Although the availability of particular etomidate formulations may be limited, physicians have several other options for preventing pain on injection and phlebitis (Table 2). In one prospective study involving 161 patients, pretreatment with 20 mg of lidocaine reduced the incidence of painful injection by almost half.13 In the same study, patients who received lidocaine also had significantly less phlebitis than those who did not (7.4% vs 18%, respectively). All 8 patients in our case report received a pretreatment dose of lidocaine. A less traditional option for preventing pain on injection is the short-acting beta-antagonist esmolol. Compared to lidocaine, esmolol had a similar effect when given to prevent pain associated with rocuronium injection.14
Table 2.
Another technique to prevent pain on injection and phlebitis is injecting into larger veins, typically in the antecubital fossa, in preference to veins in the dorsum of the hand.15 The rate of injection also influences the likelihood of pain on injection.
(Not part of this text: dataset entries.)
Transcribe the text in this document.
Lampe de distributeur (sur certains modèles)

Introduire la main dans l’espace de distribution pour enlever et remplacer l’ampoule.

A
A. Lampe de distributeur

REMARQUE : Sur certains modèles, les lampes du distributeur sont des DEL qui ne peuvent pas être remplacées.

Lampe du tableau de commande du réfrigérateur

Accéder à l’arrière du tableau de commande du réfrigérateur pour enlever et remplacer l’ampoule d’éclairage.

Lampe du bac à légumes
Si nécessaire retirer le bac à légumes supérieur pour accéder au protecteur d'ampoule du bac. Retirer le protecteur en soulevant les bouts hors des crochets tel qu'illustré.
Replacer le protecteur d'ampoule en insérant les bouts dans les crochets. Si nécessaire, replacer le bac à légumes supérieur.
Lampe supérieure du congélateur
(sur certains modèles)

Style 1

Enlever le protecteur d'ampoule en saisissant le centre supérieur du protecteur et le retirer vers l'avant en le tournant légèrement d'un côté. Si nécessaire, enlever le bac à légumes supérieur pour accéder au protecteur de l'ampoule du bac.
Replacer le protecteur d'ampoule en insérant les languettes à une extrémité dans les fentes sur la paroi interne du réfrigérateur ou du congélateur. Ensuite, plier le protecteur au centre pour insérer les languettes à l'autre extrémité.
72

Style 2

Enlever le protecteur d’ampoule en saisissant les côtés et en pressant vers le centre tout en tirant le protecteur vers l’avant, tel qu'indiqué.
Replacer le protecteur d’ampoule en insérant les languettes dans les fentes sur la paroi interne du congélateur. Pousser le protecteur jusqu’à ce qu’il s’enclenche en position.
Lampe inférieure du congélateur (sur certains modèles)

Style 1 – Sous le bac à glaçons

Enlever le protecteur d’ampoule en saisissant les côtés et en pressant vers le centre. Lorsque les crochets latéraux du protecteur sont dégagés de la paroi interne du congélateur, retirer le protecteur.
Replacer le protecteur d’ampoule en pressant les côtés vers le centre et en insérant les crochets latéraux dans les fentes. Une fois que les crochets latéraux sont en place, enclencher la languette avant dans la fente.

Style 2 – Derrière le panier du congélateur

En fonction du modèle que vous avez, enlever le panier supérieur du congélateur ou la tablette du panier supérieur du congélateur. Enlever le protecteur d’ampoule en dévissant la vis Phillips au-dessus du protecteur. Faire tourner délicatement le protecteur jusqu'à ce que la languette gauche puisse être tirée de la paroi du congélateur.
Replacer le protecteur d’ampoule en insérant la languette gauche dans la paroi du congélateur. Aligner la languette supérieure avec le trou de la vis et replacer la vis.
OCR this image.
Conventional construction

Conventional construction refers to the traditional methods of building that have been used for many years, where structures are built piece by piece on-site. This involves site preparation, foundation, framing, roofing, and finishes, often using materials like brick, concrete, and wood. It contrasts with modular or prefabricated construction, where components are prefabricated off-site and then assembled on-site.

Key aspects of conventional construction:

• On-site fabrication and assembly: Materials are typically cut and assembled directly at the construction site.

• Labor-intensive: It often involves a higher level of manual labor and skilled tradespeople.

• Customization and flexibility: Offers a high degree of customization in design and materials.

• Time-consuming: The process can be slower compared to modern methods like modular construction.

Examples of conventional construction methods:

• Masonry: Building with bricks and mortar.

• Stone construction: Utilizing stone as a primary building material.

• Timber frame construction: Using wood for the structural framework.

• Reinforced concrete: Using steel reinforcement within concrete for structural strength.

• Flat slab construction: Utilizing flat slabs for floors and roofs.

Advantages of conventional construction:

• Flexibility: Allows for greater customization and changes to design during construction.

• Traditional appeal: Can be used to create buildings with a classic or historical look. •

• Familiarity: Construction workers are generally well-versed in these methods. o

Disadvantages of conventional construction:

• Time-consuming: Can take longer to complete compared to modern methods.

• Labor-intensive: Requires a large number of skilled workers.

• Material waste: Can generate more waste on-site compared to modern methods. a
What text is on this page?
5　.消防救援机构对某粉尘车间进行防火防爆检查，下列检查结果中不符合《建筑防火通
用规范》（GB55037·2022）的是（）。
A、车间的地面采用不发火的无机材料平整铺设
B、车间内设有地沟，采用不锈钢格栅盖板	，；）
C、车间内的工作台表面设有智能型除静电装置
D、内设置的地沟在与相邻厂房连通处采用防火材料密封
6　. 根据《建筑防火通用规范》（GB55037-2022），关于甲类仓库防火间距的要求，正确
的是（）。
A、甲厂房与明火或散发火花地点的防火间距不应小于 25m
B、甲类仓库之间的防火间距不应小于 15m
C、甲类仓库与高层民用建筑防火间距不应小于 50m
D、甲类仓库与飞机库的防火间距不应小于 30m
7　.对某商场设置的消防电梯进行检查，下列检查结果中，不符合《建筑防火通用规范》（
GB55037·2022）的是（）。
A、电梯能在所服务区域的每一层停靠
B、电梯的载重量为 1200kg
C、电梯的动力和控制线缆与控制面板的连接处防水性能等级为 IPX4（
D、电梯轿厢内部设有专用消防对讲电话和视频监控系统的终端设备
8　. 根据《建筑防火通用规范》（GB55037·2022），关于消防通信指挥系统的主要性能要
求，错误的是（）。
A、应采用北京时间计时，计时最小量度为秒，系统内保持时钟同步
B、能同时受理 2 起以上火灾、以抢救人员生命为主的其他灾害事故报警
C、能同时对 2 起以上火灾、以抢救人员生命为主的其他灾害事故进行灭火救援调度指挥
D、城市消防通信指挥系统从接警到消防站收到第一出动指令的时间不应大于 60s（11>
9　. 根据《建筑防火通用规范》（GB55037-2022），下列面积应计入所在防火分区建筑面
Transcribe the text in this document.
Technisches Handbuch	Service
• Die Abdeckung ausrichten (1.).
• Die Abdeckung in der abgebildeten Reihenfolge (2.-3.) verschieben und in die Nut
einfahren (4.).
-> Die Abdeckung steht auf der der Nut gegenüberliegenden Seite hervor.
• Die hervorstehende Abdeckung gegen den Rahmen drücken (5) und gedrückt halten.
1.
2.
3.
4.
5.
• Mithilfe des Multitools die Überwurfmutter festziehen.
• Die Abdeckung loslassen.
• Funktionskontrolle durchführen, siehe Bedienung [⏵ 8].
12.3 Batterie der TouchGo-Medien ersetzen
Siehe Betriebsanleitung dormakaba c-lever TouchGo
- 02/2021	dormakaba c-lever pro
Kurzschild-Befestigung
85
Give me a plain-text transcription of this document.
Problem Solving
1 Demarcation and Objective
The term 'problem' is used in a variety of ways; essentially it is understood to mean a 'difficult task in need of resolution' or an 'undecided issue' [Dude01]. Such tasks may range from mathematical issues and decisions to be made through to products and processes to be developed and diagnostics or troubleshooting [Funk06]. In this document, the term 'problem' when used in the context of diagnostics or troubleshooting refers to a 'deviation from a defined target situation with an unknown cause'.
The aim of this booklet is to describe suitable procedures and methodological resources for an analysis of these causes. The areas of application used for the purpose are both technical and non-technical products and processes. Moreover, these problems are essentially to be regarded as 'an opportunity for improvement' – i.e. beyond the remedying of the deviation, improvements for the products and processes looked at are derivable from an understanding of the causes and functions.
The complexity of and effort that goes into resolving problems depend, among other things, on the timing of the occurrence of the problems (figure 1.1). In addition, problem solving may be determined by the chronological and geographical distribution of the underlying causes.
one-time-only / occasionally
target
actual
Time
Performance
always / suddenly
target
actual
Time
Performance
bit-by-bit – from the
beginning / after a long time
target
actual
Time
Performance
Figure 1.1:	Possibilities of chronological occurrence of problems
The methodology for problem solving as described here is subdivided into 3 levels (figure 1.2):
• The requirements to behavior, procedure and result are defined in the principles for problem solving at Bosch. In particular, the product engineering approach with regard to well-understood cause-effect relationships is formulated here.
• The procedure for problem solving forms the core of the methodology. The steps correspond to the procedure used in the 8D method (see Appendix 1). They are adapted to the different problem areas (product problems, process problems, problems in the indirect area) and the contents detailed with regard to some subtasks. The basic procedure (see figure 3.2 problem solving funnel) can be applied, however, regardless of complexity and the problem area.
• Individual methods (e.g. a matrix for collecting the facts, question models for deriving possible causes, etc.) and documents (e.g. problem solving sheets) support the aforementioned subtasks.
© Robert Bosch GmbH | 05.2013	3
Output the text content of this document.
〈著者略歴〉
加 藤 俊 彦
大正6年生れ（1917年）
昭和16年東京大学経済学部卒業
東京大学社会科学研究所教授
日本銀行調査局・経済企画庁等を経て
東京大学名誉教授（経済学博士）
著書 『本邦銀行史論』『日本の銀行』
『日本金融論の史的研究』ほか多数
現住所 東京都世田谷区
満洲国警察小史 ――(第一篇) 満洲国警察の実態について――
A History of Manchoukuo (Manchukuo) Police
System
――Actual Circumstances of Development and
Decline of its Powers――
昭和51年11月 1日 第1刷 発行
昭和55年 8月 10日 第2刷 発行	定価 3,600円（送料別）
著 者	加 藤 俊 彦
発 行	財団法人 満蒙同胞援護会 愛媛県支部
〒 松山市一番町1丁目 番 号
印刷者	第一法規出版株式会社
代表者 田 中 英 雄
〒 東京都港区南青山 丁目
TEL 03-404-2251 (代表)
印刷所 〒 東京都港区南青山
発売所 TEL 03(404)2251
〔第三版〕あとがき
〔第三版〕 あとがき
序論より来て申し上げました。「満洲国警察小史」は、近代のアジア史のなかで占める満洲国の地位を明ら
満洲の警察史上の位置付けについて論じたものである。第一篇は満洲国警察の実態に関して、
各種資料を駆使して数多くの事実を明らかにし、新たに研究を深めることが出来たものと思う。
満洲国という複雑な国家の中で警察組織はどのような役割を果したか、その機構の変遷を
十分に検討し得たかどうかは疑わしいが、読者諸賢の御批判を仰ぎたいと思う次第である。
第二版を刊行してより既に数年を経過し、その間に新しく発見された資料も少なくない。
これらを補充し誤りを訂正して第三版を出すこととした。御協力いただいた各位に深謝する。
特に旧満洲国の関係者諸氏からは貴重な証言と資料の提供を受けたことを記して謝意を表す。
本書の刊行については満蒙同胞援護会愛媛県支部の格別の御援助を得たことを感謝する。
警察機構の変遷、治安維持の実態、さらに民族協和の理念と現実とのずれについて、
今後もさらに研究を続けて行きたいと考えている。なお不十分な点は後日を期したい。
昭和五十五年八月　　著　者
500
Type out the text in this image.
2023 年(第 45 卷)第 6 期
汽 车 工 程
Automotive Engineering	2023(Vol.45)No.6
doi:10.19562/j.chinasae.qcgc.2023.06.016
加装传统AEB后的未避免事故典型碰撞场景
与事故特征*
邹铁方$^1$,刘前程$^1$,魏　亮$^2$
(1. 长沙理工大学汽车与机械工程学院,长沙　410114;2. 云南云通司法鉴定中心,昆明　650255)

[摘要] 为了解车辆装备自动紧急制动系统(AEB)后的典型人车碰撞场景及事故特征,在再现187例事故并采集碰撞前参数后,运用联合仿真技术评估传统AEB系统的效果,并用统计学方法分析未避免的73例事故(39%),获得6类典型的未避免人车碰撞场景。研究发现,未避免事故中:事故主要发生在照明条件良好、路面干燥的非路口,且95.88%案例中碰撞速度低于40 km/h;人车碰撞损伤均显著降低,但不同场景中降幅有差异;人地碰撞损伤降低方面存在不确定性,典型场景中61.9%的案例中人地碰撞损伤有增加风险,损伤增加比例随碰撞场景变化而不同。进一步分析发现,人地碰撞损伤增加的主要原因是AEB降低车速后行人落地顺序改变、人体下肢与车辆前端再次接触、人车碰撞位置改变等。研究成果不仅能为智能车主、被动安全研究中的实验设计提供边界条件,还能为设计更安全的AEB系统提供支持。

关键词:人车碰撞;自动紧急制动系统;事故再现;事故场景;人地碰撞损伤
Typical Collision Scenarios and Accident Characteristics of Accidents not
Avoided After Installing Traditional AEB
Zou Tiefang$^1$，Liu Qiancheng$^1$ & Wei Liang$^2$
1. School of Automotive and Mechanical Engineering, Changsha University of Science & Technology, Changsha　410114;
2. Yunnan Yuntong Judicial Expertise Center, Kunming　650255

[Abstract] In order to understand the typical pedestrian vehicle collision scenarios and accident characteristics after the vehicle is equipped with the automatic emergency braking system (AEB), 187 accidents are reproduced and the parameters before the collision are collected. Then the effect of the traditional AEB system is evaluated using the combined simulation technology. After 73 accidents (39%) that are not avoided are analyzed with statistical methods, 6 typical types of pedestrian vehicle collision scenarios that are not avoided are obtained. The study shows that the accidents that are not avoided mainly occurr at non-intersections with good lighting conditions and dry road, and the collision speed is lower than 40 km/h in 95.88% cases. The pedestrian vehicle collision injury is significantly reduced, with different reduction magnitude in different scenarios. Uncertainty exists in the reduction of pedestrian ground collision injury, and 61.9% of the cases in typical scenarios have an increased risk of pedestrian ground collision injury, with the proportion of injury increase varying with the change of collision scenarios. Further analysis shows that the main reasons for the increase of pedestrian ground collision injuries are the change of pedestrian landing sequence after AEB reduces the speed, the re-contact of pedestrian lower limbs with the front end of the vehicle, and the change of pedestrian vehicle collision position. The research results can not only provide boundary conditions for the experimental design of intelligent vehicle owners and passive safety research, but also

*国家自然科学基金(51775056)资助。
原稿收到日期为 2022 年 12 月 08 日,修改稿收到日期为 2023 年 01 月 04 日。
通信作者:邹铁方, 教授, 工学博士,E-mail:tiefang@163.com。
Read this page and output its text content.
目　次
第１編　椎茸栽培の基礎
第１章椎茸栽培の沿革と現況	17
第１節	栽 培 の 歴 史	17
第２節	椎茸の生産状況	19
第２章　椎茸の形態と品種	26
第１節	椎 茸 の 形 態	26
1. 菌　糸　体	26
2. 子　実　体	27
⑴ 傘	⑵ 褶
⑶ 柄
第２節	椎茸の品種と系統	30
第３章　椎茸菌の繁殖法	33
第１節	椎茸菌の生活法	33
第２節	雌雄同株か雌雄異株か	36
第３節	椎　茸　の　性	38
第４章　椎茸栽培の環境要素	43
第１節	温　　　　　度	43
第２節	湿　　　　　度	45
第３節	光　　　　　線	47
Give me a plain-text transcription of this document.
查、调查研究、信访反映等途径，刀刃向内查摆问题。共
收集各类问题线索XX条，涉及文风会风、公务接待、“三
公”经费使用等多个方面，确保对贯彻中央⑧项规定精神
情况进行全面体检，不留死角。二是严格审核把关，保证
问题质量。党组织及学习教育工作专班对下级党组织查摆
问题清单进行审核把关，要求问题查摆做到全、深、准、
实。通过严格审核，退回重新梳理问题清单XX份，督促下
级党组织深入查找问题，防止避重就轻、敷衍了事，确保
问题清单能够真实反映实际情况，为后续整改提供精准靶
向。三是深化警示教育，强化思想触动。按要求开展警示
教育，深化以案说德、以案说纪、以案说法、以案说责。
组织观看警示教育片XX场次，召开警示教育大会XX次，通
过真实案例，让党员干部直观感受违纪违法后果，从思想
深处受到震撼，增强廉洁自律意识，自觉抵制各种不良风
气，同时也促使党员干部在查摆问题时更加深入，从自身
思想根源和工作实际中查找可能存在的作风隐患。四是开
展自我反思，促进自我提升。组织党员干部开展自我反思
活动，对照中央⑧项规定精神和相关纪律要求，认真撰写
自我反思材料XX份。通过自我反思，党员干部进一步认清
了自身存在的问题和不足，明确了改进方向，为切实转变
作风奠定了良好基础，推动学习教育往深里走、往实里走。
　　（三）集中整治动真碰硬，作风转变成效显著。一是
In one study, reducing the injection time from 30 seconds to 15 seconds decreased the pain on injection from 27% to 14%, respectively.15 The dose of etomidate may also play a role in pain on injection, as larger doses are associated with a higher incidence of venous sequelae such as phlebitis and thrombophlebitis.15
Our study has several important limitations, the most significant of which is the variable nature of self-reporting by patients and surgical clinics via our hospital's quality surveillance system. Also significant is the retrospective nature of this study. Both of these aforementioned factors decreased the number of cases for analysis. Because of these limitations, meaningful conclusions would require multicenter participation such as the MPOG mentioned previously.
CONCLUSION
During the recent national propofol shortage, etomidate became a popular substitute for induction of anesthesia. As a result of this increase in etomidate usage, its venous sequelae were increasingly detected through the hospital's quality reporting system. A centralized database for adverse event reporting allowed practitioners to estimate the incidence of these side effects and helped them determine optimal substitutes during medication shortages. Of particular concern was the increase in reported incidence of postoperative phlebitis and thrombophlebitis. The mechanism of this venous irritation is closely associated with the hyperosmolar propylene glycol formulations of etomidate. Most cases of phlebitis are easily treated with a conservative approach (NSAIDs, warm compresses, etc). Treatment for more severe cases is not well studied. At least one of our reported cases required consultation of a vascular specialist, and another required readmission for anticoagulation therapy. Strategies for prevention include consideration for the site and technique of injection, pretreatment with lidocaine, using lower doses of etomidate, and using a lipid formulation of etomidate when available. Systemic anticoagulation during surgery following etomidate usage may attenuate the incidence of phlebitis.
Footnotes
The authors have no financial or proprietary interest in the subject matter of this article.